BASKETBOL Milli Takımımız, turnuvanın grup maçında fark yediği Slovenya’ya, finalde de boyun eğmekten kurtulamadı. Tamam, Milli Takımımız eksik olabilir...
Önemli oyuncuları kullanamıyor olmamız bir mazeret... Ancak, bu kadar kötü şut atmayı nasıl açıklayabilirsiniz? Yüzde 20’lerde kalan 3’lükler ve yüzde 35’leri geçmeyen 2’lik atışlar ile Slovenya gibi organize ve sert oynayan bir takımı yenmeniz imkansız. Tanjeviç, gençleri kazanmak istiyor. Cenk başta olmak üzere hepsi yetenekli çocuklar. Ama, bu düzeyler için hazır olduklarını söylememiz mümkün değil.
Bu takımın Avrupa Şampiyonası eleme grubundan çıkmaması imkansız.

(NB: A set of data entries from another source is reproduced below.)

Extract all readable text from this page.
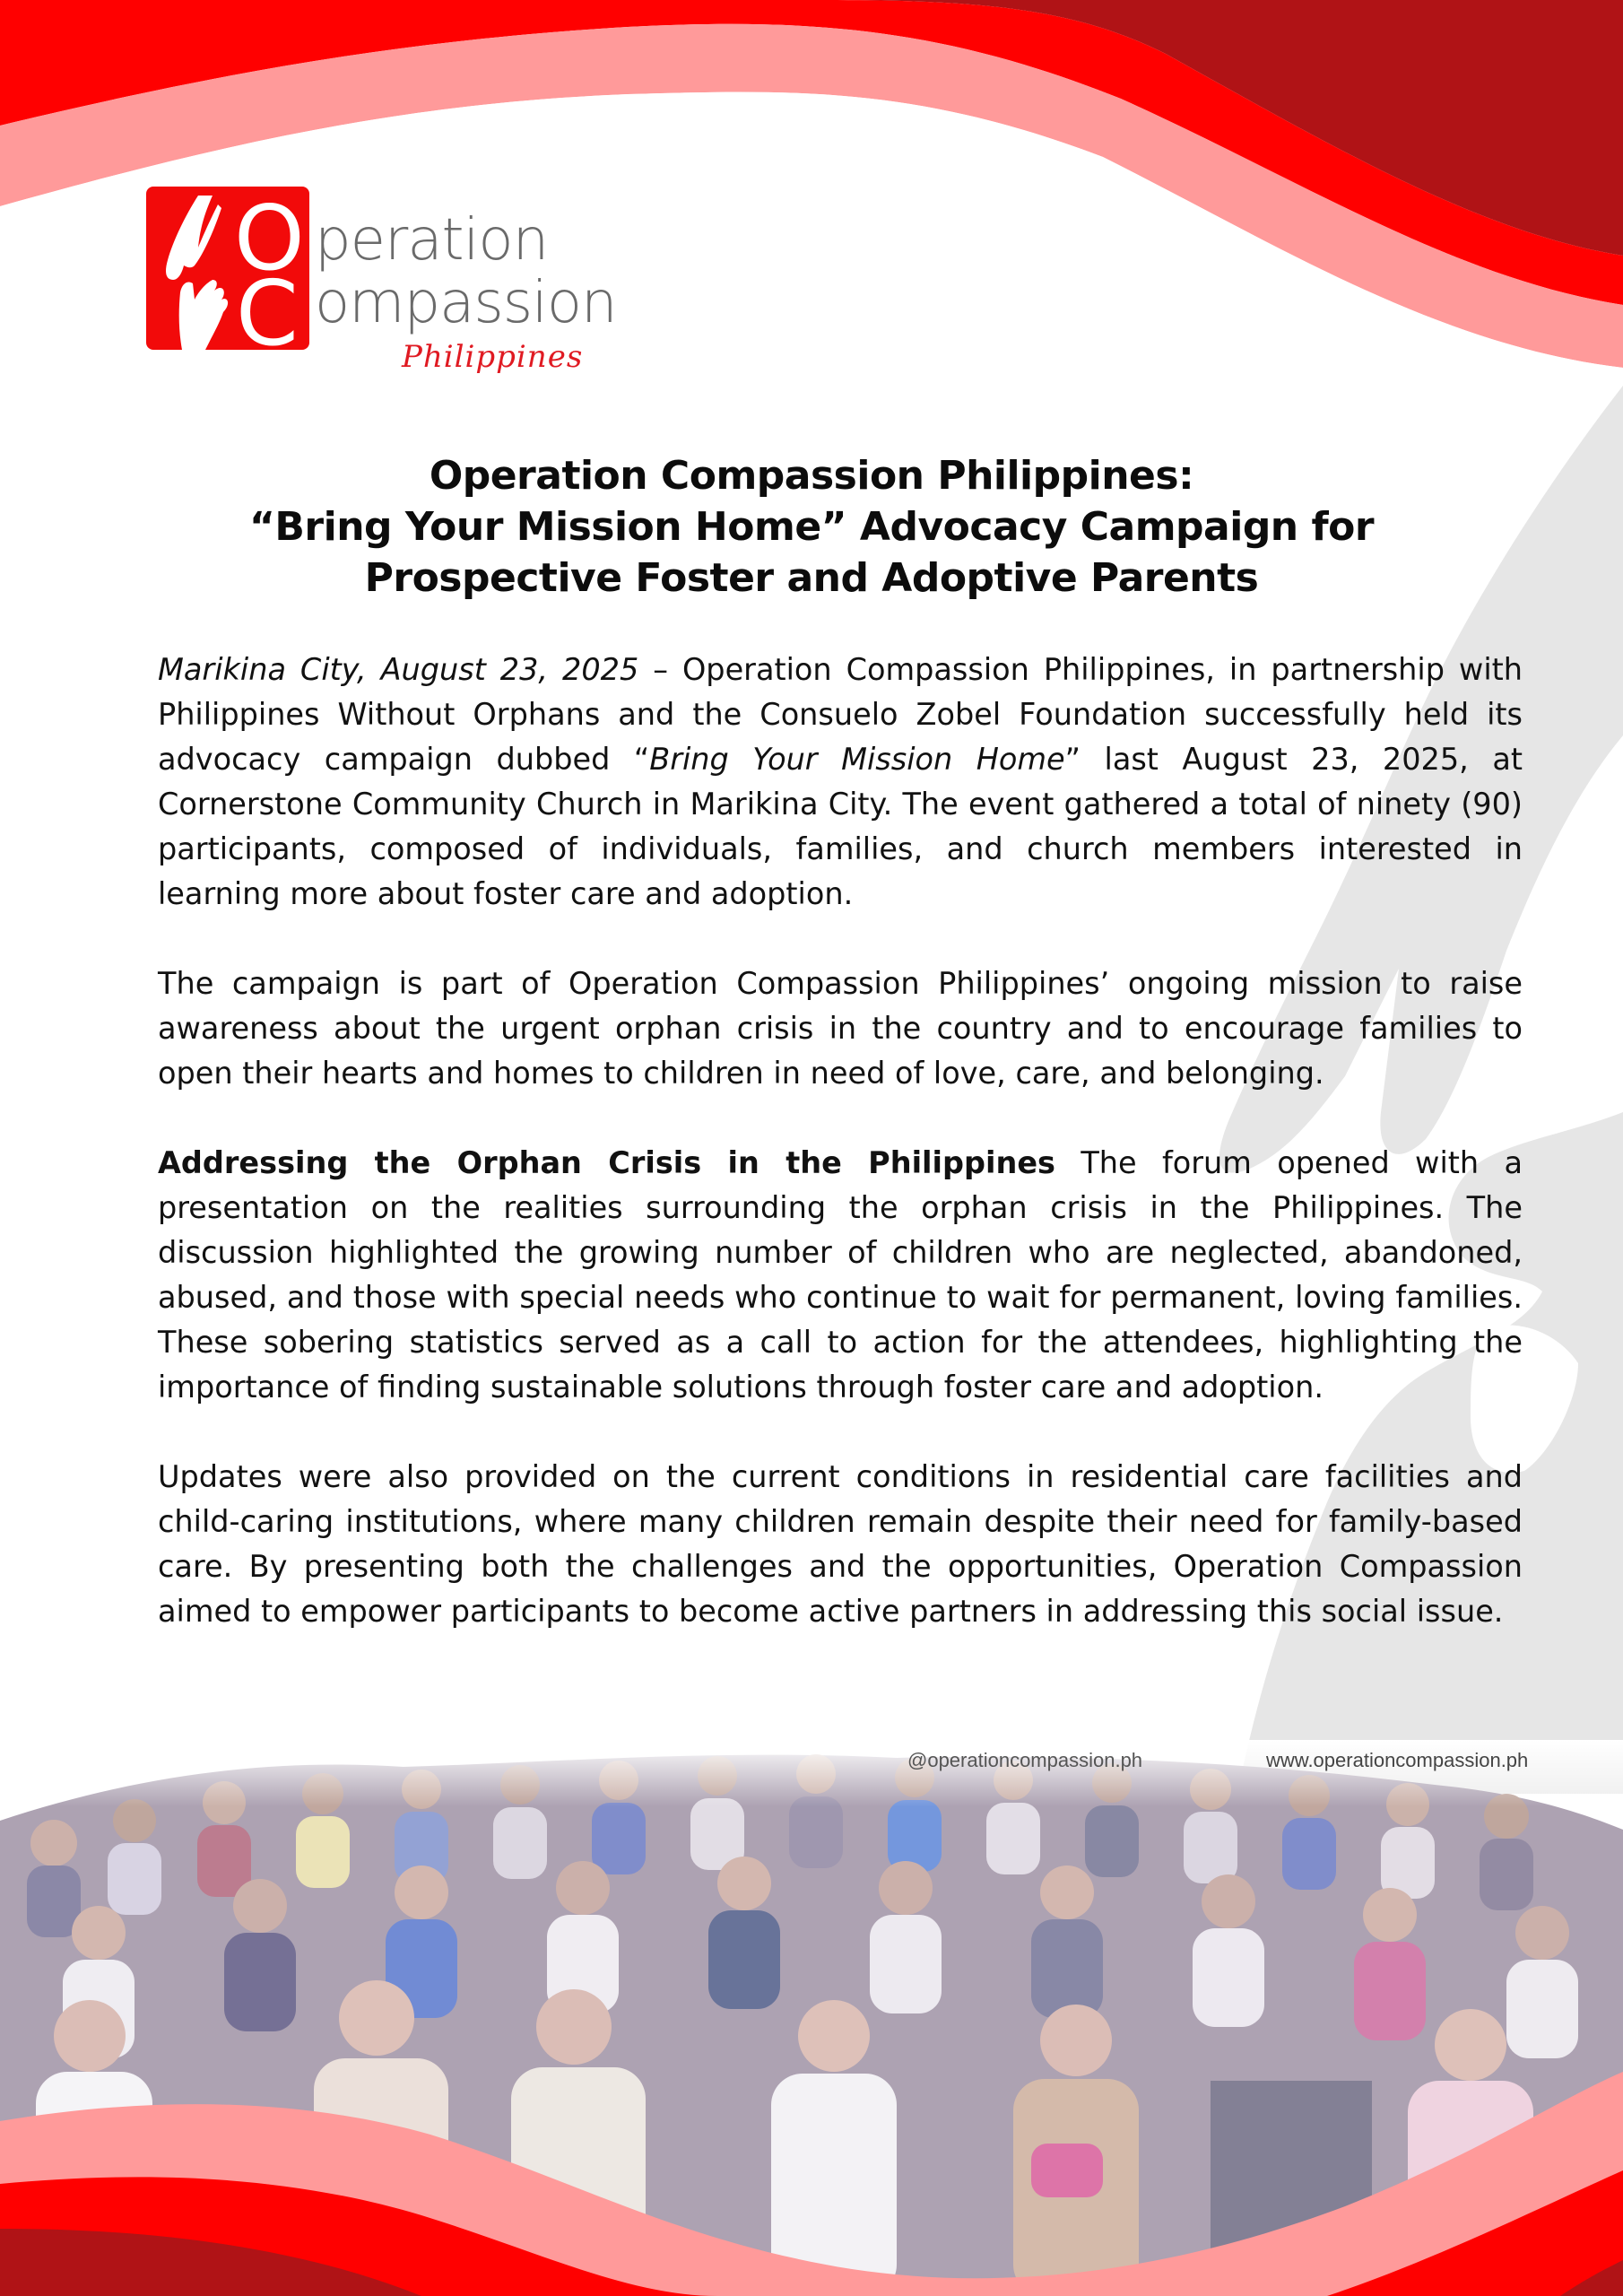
@operationcompassion.ph	www.operationcompassion.ph
O
C
peration
ompassion
Philippines
Operation Compassion Philippines:
“Bring Your Mission Home” Advocacy Campaign for
Prospective Foster and Adoptive Parents

Marikina City, August 23, 2025 – Operation Compassion Philippines, in partnership with Philippines Without Orphans and the Consuelo Zobel Foundation successfully held its advocacy campaign dubbed “Bring Your Mission Home” last August 23, 2025, at Cornerstone Community Church in Marikina City. The event gathered a total of ninety (90) participants, composed of individuals, families, and church members interested in learning more about foster care and adoption.

The campaign is part of Operation Compassion Philippines’ ongoing mission to raise awareness about the urgent orphan crisis in the country and to encourage families to open their hearts and homes to children in need of love, care, and belonging.

Addressing the Orphan Crisis in the Philippines The forum opened with a presentation on the realities surrounding the orphan crisis in the Philippines. The discussion highlighted the growing number of children who are neglected, abandoned, abused, and those with special needs who continue to wait for permanent, loving families. These sobering statistics served as a call to action for the attendees, highlighting the importance of finding sustainable solutions through foster care and adoption.

Updates were also provided on the current conditions in residential care facilities and child-caring institutions, where many children remain despite their need for family-based care. By presenting both the challenges and the opportunities, Operation Compassion aimed to empower participants to become active partners in addressing this social issue.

Asıl önemli olan ondan sonrası. Eğer, tempomuzu bir vites artırmaz, savunmamızı daha dirençli hale getirmezsek, uluslararası arenada işimiz zor. Dün, zaman zaman iyi mücadele ettik, zaman zaman da olmayacak hatalar yaptık. Eğer, guardlar basketbolun ilk kuralı olan ‘topu önünde koşana vermek’ prensibini unuturlarsa, daha yapacak çok işimiz var, demektir. Kısacası, mücadele gücümüzün arttığını ama henüz yeterli düzeye gelemediğimizi söyleyebiliriz.